Xiang Zhou, PhD

Professor of Statistics and Data Science

Xiang Zhou

Contact Information

Xiang Zhou is a Professor in the Department of Statistics and Data Science at Yale University. He earned a BS in Biology from Peking University in 2004, followed by an MS in Statistics (2009) and a PhD in Neurobiology (2010) from Duke University. He completed postdoctoral training in the Department of Human Genetics at the University of Chicago (2010–2013), where he later served as the Williams H. Kruskal Instructor in the Department of Statistics (2013–2014). Dr. Zhou joined the Department of Biostatistics at the University of Michigan as an Assistant Professor in 2014. He held the John G. Searle Assistant Professorship from 2018 to 2019 and was promoted to Associate Professor in 2019 and to full Professor in 2023. He served as Assistant Director of Precision Health (2022–2025) and, in 2025, became Assistant Director of Artificial Intelligence and Digital Health Innovation (AI&DHI). He joined Yale University in 2025. Dr. Zhou is a Fellow of the American Statistical Association and the recipient of the 2024 Mid-career Biosciences Faculty Achievement Recognition (MBioFAR) Award and the 2025 ICIBM Eminent Scholar Award. He is a standing member of the NIH MRAA Study Section and serves as an Associate Editor for PLOS Genetics, Journal of the American Statistical Association, and Annals of Applied Statistics. In 2024, he was Program Chair for the Section on Statistics in Genomics and Genetics of the American Statistical Association. His research centers on genomic data science, with a focus on developing advanced statistical and machine learning methods, including deep learning and AI tools, for the analysis of large-scale, high-dimensional genetic and genomic data.

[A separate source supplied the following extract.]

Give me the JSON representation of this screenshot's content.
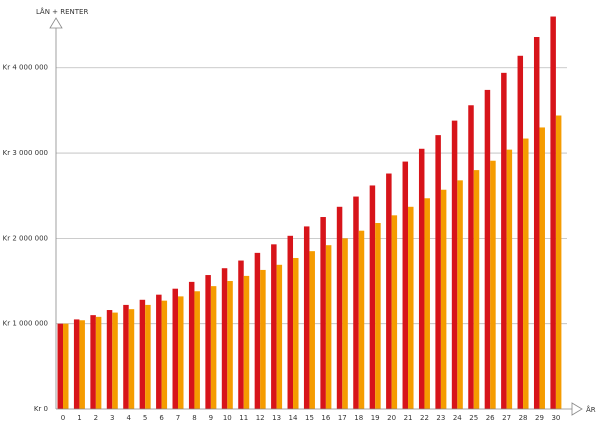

His work spans a range of application areas, including genome-wide association studies, single-cell sequencing, and spatial multi-omics.

What do you do with Data Science?

Our research centers on genomic data science, where we develop cutting-edge statistical and machine learning (ML) methods, including deep learning and artificial intelligence (DL/AI) tools, to empower the effective analysis of large-scale, high-dimensional genetic and genomic studies. Key methodological areas include mixed-effects models, spatial statistics, causal inference, mediation analysis, Bayesian methods including nonparametrics, kernel methods, graphical models, mixture models, continuous and discrete latent variable models, Poisson process and Gaussian process models, integrative modeling, statistical computing, approximate and scalable inference, and, more recently, deep learning. Key application areas include genome-wide association studies (GWAS), transcriptome wide association studies (TWAS), molecular quantitative trait loci (QTL) mapping studies such as expression QTL (eQTL) and methylation QTL (mQTL) mapping studies, and various functional genomic studies such as chromatin immunoprecipitation sequencing (ChIPseq), bulk RNA sequencing (RNAseq), single cell RNAseq (scRNAseq), bisulfite sequencing (BSseq), and, more recently, spatial omics studies. By developing novel analytic methods for state-of-the-art genetic and genomic techniques, our goal is to extract key biological insights from these data, advancing our understanding of how genomic variation influences biological functions and contributes to phenotypic variation in various human diseases and disease related complex traits.